Semaine | Dates | Épaississeur pH | DCO (g/l) | DCO (kg/j) | MS (g/l) | MS (kg/j) | pH | Carbofil DCO (g/l) | DCO (kg/j) | MS (g/l) | MS (kg/j) | Rendements DCO % | MS % |
---|---|---|---|---|---|---|---|---|---|---|---|---|---|
42 | 17 octobre | 6,3 | 45 | 180 | 28 | 112 | 7,2 | 7,48 | 27,5 | 8,8 | 34,4 | ||
18 octobre | 6,4 | 61 | 244 | 21 | 84 | — | — | — | — | ||||
19 octobre | 6,2 | 49 | 199 | 27 | 76 | — | — | — | — | ||||
20 octobre | 6,2 | 55,5 | 222 | 21 | 84 | — | — | — | — | ||||
21 octobre | 5,9 | 60 | 240 | 13 | 52 | 7,6 | 16,41 | 27,53 | 10 | 36,8 | |||
Moyenne | 6,2 | 54,3 | 217 | 20,2 | 80,7 | 7,4 | 11,9 | 4,39 | 9,4 | 35,6 | 79,7 | 55,9 | |
43 | 24 octobre | 6,3 | 42 | 165 | 28 | 104 | — | — | — | — | |||
25 octobre | 6,3 | 56 | 224 | 21 | 84 | — | — | — | — | ||||
26 octobre | 6,4 | 42 | 168 | 19 | 76 | — | — | — | — | ||||
27 octobre | 6,3 | 48 | 192 | 23 | 92 | — | — | — | — | ||||
28 octobre | 6,2 | 46 | 184 | 16 | 64 | 7,8 | 9,06 | 33,34 | 8,2 | 30,2 | |||
Moyenne | 6,3 | 46,8 | 187 | 21 | 84 | 7,8 | 9,06 | 33,3 | 8,2 | 30,2 | 80,2 | 64,0 |
Le rendement moyen de réduction des MS est de 60 % et le rendement moyen d'élimination de la DCO est de 81 %. Ces chiffres sont cohérents avec les engagements du constructeur. Ils permettent effectivement la gestion des boues et des graisses in situ, évitant alors la mise en place systématique de filières d'évacuation spécialisées.

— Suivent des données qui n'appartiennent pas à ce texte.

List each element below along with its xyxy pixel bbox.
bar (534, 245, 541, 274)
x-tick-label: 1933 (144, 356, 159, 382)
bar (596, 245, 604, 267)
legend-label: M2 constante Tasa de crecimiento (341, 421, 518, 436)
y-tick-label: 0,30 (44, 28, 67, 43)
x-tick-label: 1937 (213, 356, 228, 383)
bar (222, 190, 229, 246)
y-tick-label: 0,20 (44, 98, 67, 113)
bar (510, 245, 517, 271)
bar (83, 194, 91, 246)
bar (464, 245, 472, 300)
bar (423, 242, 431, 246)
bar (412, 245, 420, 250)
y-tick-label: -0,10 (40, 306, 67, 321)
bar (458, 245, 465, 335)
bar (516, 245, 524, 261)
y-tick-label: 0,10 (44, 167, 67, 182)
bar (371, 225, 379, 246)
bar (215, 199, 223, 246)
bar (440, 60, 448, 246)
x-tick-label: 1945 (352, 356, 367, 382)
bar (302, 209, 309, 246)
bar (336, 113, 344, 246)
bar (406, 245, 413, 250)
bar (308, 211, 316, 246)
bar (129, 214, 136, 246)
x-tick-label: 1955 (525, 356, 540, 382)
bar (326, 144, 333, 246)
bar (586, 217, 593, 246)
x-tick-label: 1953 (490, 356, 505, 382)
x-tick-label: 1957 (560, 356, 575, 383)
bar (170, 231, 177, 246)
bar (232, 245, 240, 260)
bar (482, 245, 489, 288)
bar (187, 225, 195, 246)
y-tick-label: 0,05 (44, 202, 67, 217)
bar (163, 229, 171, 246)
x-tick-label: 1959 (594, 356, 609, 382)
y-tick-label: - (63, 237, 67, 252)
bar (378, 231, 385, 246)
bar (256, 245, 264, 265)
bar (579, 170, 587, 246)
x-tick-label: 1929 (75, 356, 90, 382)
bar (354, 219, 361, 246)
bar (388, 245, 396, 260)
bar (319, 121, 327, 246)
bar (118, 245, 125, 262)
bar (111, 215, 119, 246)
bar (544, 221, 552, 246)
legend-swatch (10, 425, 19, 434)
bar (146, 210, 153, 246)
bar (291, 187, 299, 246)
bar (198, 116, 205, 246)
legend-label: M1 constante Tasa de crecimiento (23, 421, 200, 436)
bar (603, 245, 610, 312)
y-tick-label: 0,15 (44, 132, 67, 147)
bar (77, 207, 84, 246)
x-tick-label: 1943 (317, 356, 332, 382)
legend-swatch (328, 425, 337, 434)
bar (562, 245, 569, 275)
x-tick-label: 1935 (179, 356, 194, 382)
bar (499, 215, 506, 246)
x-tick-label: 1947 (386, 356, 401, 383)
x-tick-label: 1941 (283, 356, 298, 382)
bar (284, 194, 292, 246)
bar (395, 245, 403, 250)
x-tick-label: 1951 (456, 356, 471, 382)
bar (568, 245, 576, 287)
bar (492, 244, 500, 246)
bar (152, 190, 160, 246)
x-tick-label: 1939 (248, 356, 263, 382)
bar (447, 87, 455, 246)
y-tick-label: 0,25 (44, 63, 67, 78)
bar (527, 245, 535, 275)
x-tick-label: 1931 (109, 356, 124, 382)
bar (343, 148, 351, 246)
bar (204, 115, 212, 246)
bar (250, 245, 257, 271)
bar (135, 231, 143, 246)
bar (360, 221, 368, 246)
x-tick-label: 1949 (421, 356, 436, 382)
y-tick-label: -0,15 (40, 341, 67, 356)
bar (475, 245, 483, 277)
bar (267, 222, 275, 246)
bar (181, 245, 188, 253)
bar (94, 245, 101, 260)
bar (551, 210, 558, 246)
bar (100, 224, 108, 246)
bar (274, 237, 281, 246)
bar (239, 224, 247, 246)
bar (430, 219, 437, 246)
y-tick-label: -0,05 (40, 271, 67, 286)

De ce fait, cette gestion globale des « sous-produits » de l'épuration permet de diminuer les budgets de fonctionnement liés à leur élimination tout en respectant la priorité principale de la station d'épuration : la qualité et la conformité de l'eau traitée.